The proposed policy not only ignores basic principles of portfolio management, it’s a recipe for the overt politicization of the state’s pension funds, opening the door to no end of mischief.

First, the time period they use for comparison is suspicious. There’s obviously an appeal to using a round number like 10 years, and picking a month right near the market low is also convenient. But it captures a period of time when the Energy Sector was remarkably weak compared to the S&P 500. Immediately prior to 2008, the Energy Sector had a span of 5 years where it out-performed the S&P 500; go back 30 years to 1989 – a benchmark span used by PERA itself – and energy was just starting an 8-year winning streak vs. the S&P. Those streaks would have been the longest and third-longest for any sector since 1980, but Corporate Knights misses all that action.

That goes to the heart of portfolio construction as it’s applied here. You can’t simply back-test a theory by selecting convenient dates, you have to look at a portfolio under all sorts of different market conditions.

In fact, the market and the economy are cyclical, and there’s good reason to think we’re entering a point where energy stocks will help stabilize the portfolio. (Note: I’m writing in generalities here; this is decidedly not investment advice.)

Investment professionals Alliance Bernstein notes that energy stocks can be considered a good defensive play headed into a recession, and Fidelity confirms that they tend to do very well later in an expansion. They have lower valuations and higher dividend yields than other sectors right now, which means they likely aren’t riding for a fall, and can generate cash when cash is scarce.

Nobody thinks PERA should dump its real estate holdings and go on an energy buying binge. But there’s every reason to think, contra 350 Colorado, that sometime in the next few years their money managers will be very happy indeed to have oil and gas in their portfolio.

Second, large-scale divestment essentially reinforces a political incentive to continue heavily subsidizing renewables. Make no mistake – the goal here isn’t simply to dump oil and gas, it’s to push investment in renewable energy. If public pensions on the scale or Colorado’s PERA or California’s CalPERS find themselves heavily invested in wind and solar, politicians will find themselves under pressure to put more public money behind them in the form of tax credits and renewables mandates. Thus do portfolio managers become captive to mutually-reinforcing political decisions.

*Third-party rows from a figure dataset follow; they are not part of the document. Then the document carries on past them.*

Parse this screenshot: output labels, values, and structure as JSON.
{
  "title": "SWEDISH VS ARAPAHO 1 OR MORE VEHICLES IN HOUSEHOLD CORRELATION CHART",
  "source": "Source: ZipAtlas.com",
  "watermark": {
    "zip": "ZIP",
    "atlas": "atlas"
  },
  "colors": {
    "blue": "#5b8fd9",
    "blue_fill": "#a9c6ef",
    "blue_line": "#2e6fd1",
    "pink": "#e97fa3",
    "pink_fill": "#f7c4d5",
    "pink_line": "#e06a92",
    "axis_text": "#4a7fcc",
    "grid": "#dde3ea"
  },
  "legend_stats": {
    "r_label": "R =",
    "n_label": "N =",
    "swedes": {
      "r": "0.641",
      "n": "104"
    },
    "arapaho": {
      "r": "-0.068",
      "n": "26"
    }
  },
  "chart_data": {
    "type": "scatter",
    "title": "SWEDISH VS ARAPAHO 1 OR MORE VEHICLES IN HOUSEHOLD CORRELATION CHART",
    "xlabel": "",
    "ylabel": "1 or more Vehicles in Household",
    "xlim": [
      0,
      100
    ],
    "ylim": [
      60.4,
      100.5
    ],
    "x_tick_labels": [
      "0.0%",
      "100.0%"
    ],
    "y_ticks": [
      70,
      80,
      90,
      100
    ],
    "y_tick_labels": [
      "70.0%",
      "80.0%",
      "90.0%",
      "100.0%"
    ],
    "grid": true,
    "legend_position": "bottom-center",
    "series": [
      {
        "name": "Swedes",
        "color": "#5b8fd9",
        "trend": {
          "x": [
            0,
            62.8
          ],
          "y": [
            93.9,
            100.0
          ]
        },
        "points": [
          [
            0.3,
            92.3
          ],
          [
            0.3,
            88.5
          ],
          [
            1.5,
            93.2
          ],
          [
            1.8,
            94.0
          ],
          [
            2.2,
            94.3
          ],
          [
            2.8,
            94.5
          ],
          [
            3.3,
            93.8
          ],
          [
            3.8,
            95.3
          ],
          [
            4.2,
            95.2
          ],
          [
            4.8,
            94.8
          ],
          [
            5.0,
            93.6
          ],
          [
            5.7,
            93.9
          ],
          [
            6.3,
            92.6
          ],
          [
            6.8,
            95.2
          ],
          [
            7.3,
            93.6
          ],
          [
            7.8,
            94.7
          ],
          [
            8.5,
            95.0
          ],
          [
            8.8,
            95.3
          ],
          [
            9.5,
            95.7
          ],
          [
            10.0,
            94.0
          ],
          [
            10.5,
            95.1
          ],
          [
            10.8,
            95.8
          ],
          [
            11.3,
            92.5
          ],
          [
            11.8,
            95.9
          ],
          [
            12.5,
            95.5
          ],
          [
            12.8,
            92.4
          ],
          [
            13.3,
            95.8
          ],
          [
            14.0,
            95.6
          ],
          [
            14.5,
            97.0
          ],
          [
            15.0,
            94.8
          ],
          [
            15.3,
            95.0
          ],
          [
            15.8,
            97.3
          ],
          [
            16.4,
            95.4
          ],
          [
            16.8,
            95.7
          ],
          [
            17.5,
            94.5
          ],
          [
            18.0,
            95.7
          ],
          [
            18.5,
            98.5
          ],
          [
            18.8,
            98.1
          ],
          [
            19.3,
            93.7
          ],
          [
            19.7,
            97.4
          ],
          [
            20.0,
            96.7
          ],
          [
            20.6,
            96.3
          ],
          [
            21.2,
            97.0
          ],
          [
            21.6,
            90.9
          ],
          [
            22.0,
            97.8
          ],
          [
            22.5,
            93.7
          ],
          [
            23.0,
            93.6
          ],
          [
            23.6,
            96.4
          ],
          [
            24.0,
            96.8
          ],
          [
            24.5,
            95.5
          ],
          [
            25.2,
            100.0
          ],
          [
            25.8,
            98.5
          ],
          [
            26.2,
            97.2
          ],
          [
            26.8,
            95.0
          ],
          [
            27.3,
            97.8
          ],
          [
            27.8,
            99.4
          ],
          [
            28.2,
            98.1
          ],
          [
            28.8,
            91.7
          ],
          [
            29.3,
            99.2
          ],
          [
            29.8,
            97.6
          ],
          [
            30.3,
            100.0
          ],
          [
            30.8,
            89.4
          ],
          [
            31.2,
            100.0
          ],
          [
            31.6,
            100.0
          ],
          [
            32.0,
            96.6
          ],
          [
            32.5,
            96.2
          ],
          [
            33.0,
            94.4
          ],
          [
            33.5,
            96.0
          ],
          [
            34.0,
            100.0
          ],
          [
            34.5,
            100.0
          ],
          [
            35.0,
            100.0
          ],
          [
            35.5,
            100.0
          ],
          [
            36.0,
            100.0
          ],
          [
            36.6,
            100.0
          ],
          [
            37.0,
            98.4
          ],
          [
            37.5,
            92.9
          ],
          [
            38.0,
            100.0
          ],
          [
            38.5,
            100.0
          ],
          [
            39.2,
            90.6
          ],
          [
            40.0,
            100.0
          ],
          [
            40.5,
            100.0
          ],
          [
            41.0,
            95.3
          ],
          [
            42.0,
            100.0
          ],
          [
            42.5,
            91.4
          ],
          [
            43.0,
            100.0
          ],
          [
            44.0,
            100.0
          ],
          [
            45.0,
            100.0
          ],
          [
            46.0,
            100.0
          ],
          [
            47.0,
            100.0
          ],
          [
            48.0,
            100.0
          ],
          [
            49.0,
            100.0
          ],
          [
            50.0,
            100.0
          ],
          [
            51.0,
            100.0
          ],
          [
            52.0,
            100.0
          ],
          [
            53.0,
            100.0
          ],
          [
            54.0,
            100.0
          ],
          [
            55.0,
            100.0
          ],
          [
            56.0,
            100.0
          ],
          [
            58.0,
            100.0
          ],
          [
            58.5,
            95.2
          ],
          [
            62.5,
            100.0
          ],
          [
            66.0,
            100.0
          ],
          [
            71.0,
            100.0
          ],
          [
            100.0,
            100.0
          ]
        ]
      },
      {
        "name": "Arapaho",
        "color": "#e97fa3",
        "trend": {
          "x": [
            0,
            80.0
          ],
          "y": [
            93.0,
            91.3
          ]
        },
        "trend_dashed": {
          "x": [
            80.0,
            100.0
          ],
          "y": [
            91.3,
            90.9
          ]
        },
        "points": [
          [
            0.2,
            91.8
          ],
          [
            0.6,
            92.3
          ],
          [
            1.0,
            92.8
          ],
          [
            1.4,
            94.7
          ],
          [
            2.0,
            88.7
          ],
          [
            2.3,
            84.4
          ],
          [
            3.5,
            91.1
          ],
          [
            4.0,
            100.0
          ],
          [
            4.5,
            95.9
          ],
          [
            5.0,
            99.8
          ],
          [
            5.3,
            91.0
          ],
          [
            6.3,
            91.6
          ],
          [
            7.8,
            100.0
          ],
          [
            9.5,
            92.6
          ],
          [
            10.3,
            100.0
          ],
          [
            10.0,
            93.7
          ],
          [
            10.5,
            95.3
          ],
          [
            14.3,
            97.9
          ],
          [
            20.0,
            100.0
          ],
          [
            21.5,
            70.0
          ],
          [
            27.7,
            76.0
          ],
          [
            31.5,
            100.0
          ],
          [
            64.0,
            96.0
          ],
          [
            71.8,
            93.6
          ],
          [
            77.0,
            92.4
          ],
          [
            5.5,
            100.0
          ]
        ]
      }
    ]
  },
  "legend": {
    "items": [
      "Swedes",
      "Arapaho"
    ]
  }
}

Supporters will point to the Iran and anti-BDS rules, but each constitutes a handful of companies with a miniscule percentage of the portfolio. Currently, oil and gas constitute about 6% of PERA’s overall equity portfolio, and the temptation to impose additional ideological investment mandates will be irresistible to politicians.

Joshua Sharf is senior fellow in fiscal policy at the Independence Institute, a free market think tank in Denver.